Another route to a claims job is to become an independent claims adjuster. There are numerous independent adjusting firms throughout the country, with many offering training. If you go this route, consider that most of these jobs settle auto and homeowner claims directly with the claimants. Once the claims are settled, you get paid. Your income will vary. If you can travel and do CAT duty, you can make well over $100,000 a year. If you work from home, you may find yourself always hustling to get enough claims to make a decent living. Becoming an independent adjuster is almost like running your own business; and just like public speaking, it is not for everyone.
The last option is most likely the best option for transforming from underwriting to claims. Insurance leaders’ number one concern is the retirement of one-third of the workforce in the next couple of years. The steps they will have to take to attract talent are to replace the senior employees they are losing and hire a new breed of claims professionals. Instead of losing talent like you to the competitors, ask the claims director at your company what kind of transition program they have to help move from underwriting to claims without taking a substantial financial hit. Some companies have online training to help you get up to speed in claims months before leaving your underwriting job. Companies will have to be mindful of this and work to retain their current workforce, and they must break “tradition” and take care of their current employees who want to change career paths.
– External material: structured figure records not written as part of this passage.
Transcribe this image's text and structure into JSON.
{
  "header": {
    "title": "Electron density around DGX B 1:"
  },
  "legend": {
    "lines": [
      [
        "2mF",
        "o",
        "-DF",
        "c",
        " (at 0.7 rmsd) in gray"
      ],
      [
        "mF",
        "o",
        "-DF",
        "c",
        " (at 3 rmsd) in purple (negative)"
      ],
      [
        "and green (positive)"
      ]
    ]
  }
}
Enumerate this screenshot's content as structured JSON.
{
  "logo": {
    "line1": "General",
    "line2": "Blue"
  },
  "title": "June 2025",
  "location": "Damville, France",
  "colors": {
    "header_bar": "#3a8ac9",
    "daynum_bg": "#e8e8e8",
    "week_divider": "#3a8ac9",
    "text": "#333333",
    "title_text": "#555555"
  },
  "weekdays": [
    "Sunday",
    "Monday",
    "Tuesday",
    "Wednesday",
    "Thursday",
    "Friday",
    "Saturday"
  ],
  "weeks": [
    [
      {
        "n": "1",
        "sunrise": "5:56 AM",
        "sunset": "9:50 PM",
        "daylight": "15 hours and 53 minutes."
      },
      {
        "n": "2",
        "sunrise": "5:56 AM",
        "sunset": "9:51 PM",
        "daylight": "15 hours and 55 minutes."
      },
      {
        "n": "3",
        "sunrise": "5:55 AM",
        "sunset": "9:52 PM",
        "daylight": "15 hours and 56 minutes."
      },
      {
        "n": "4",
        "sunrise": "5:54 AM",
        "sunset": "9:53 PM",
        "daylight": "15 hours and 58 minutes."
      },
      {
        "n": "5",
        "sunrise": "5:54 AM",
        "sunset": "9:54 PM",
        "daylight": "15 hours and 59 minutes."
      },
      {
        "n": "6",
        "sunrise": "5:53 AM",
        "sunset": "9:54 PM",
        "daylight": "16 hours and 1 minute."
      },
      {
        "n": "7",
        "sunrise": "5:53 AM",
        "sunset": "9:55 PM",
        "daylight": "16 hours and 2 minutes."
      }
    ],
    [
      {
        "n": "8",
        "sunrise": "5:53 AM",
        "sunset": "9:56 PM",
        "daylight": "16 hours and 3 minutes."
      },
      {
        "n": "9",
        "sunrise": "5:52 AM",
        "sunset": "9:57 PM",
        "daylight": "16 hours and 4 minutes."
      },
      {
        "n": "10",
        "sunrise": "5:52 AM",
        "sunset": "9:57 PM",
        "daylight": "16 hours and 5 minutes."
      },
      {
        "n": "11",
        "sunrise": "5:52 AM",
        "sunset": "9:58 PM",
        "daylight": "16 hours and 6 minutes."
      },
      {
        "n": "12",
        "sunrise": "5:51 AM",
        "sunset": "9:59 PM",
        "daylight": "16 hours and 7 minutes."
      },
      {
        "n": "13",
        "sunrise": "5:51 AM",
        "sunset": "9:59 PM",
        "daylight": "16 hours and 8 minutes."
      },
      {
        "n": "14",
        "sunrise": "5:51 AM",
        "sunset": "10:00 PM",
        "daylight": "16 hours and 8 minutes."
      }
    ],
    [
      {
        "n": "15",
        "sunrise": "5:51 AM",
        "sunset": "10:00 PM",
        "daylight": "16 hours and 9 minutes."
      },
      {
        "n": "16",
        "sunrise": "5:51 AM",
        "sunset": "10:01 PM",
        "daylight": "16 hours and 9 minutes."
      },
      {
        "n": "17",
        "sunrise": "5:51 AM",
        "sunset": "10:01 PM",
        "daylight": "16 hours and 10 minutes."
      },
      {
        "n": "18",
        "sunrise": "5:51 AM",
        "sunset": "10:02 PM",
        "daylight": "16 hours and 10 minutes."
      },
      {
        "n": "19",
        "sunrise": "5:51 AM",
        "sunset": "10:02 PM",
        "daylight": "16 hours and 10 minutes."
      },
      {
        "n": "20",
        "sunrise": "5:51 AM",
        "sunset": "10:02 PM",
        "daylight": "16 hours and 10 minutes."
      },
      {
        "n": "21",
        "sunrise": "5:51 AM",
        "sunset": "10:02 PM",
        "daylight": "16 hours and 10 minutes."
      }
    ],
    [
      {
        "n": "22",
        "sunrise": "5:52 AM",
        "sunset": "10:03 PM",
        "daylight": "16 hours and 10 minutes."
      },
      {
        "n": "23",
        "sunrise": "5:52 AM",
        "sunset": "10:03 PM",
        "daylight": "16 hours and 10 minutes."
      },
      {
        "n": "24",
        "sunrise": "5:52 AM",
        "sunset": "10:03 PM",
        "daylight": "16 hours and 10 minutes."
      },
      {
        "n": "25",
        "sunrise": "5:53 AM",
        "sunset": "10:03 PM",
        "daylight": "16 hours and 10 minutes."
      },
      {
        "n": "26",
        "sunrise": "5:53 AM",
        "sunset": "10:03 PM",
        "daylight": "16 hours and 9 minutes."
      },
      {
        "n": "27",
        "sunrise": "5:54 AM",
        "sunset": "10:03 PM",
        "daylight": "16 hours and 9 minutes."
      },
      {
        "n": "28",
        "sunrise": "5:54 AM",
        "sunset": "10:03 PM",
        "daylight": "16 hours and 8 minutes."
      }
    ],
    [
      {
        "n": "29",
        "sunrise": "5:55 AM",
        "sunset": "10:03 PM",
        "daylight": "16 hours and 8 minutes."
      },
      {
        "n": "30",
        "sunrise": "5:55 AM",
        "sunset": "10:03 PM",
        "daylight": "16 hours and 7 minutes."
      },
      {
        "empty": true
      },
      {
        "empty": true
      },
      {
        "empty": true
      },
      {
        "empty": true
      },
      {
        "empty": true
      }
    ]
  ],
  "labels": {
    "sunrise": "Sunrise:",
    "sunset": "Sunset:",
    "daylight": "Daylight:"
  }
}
One more thing: Technology is playing a significant role. Artificial intelligence, driverless cars, drones, social media analytics (yes, for claims), and data analytics are where claims careers are going. As companies implement this new technology in the claims process, it is now creating opportunities for you to get these higher-paying jobs. To attract talent to these jobs, they will have to train, and there is no better person out there than an underwriter with insurance experience ready to become a claims professional!